Even sites where surfaces are slippery or boggy can be dealt with in the 4×2, albeit with more momentum required, but its higher ride height does plenty to help. Perhaps the addition of a rear diff lock (something the flagship could also benefit from in terms of its competition) would be a worthy inclusion.
The 4WD model has no qualms getting off the beaten track, slipping easily into 4WD high most of the time and only sporadically getting grumpy about dropping into low range. Even on road-biased rubber at road pressures, sand and mud presented little concern.
The ability to run in 4WD on the bitumen – as evidenced by the Mitsubishi Triton with its centre diff unlocked for on-road use – would be a handy addition to the D-Max’s arsenal.

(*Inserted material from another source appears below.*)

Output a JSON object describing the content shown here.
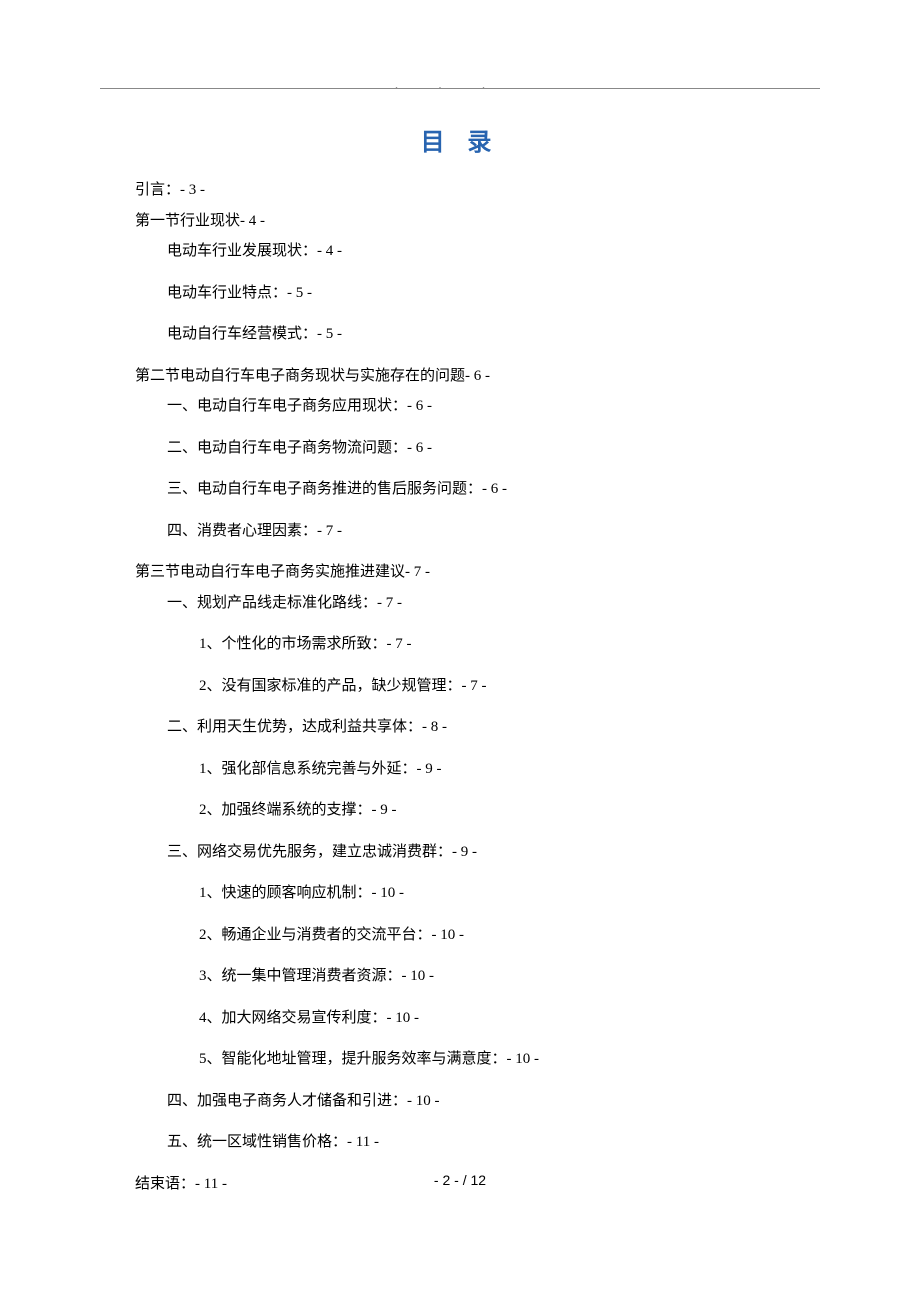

For all the top-spec model’s fruit, it does miss out on some gear that should be standard – the aforementioned rear diff lock, automatic wipers and headlights, heated exterior mirrors, and a locking rear tailgate would all be welcome additions to the features list.
The 4×2 would be a better proposition in a space-cab body style, but, even as it sits, the SX cab/chassis is a worthwhile consideration for a workhorse as the breadth of ability offered by a dual-cab can be overestimated in these days of multitasking.
The best of both worlds would probably be the SX cab/chassis 4WD dual-cab – which at $42,100 (or $44,300 for the auto) sits neatly between these two, still offers more tray space than the dual-cab ute and is likely the best all-rounder of the Isuzu range.